Plan free family activities.
It's more important than ever to share happy times together. Think up free or low-cost alternatives
to your usual activities. Make a special effort to plan outings to free locations like parks and libraries. Look for discount coupons for other family attractions and take advantage of museums that offer "free admission" days. Bring snacks and lunch from home whenever possible. (Check out our calendar for plenty of ideas on keeping busy on a budget!)
|Target sponsors free admission to cultural events and museums all over the New York metro area, such as at Wave Hill in the Bronx (pictured).
Worry away from the kids.
You are entitled to your feelings, but express them privately to your spouse or another adult. Children often wrongly assume that they are to blame for family problems, whether it's lack of money or even divorce. Reassure your children that they are in no way to blame for current circumstances. Emphasize that you, the adults, will find a solution to current difficulties.
Disagree with your spouse privately.
Fighting in front of the children will only increase the children's worries. Spouses blaming each other, whether children are present or not, seldom leads to the level of cooperation needed to solve problems.

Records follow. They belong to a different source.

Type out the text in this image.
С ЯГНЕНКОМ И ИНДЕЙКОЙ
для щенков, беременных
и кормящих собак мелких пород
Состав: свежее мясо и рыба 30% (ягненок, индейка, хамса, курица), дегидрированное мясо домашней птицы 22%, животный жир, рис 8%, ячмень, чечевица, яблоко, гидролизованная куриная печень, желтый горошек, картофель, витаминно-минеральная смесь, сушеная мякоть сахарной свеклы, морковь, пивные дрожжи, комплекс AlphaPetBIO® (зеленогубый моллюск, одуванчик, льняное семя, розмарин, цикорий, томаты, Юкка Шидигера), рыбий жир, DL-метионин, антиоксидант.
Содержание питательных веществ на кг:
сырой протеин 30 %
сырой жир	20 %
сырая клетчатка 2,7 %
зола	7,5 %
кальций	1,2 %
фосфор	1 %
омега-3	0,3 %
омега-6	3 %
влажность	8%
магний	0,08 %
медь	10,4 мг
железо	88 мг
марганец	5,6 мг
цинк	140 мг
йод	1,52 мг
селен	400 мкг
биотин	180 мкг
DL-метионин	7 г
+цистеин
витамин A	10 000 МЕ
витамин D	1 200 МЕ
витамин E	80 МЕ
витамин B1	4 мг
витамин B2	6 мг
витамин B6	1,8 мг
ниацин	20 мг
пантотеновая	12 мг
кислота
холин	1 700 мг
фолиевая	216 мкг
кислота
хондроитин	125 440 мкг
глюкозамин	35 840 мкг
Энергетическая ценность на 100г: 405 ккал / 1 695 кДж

Emphasize emotional security.
Real security is more about love than money. Explain to your children that finances may go up and down, but your concern for them remains constant. Demonstrate by your actions that they can depend on you emotionally.
Love, laugh, and reject guilt.
Extra hugs and a sense of humor help everyone feel better during stressful times. Don't feel guilty about circumstances beyond your control.

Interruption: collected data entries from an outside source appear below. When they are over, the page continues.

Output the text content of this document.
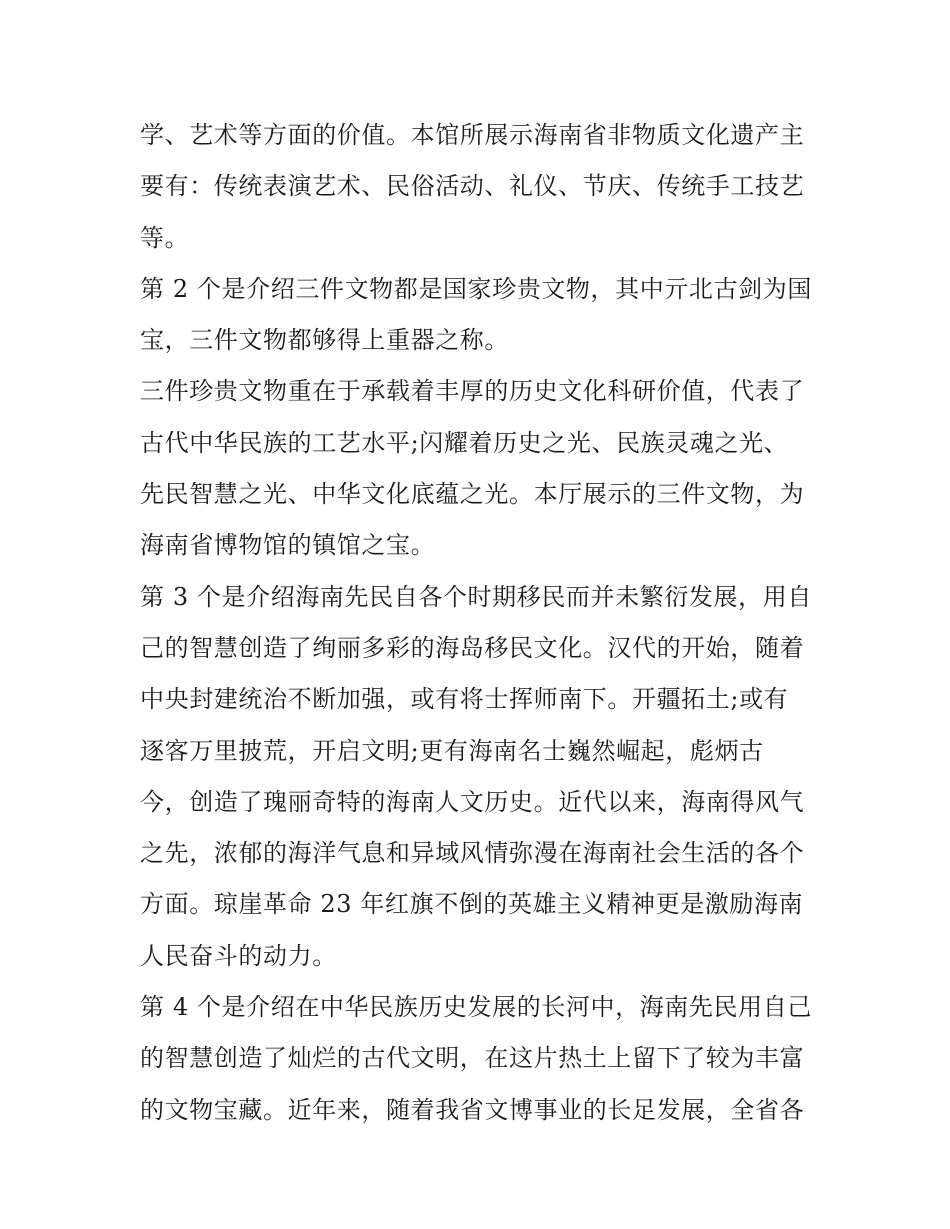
学、艺术等方面的价值。本馆所展示海南省非物质文化遗产主
要有：传统表演艺术、民俗活动、礼仪、节庆、传统手工技艺
等。
第 2 个是介绍三件文物都是国家珍贵文物，其中亓北古剑为国
宝，三件文物都够得上重器之称。
三件珍贵文物重在于承载着丰厚的历史文化科研价值，代表了
古代中华民族的工艺水平;闪耀着历史之光、民族灵魂之光、
先民智慧之光、中华文化底蕴之光。本厅展示的三件文物，为
海南省博物馆的镇馆之宝。
第 3 个是介绍海南先民自各个时期移民而并未繁衍发展，用自
己的智慧创造了绚丽多彩的海岛移民文化。汉代的开始，随着
中央封建统治不断加强，或有将士挥师南下。开疆拓土;或有
逐客万里披荒，开启文明;更有海南名士巍然崛起，彪炳古
今，创造了瑰丽奇特的海南人文历史。近代以来，海南得风气
之先，浓郁的海洋气息和异域风情弥漫在海南社会生活的各个
方面。琼崖革命 23 年红旗不倒的英雄主义精神更是激励海南
人民奋斗的动力。
第 4 个是介绍在中华民族历史发展的长河中，海南先民用自己
的智慧创造了灿烂的古代文明，在这片热土上留下了较为丰富
的文物宝藏。近年来，随着我省文博事业的长足发展，全省各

Keep in mind that children are adaptive, resilient, and forgiving. Your family can survive and even flourish during bad economic times. The key to your child's experience of the difficulties is how you handle the situation.
Money Talk for Every Age
Pre-School and Kindergarten. Give a minimal explanation, starting with the idea that pennies have value beyond their use in counting or stacking. Explain how money is earned by working, and then exchanged for things we want and need. Use pennies and a piggy bank to show the difference between saving, where the money remains, and spending, where the money is gone.
Ages 6 to 12. Introduce the concept of budgeting, which simply means planning before spending. Start with several small-denomination bills and show how they can be sorted into piles in different ways for different expenses. Note that the total number of dollars remains constant. Discuss how certain necessities, like food and housing, must be paid for before spending on entertainment or new clothes. Emphasize that less income means less spending money.
Teenagers. Sit down with them and plan a budget for your family. Draw a pie chart where the total pie equals monthly income, and proportional slices show necessary expenses like food, housing, and transportation. See if anything is left over. Review the difference between necessary and discretionary expenses.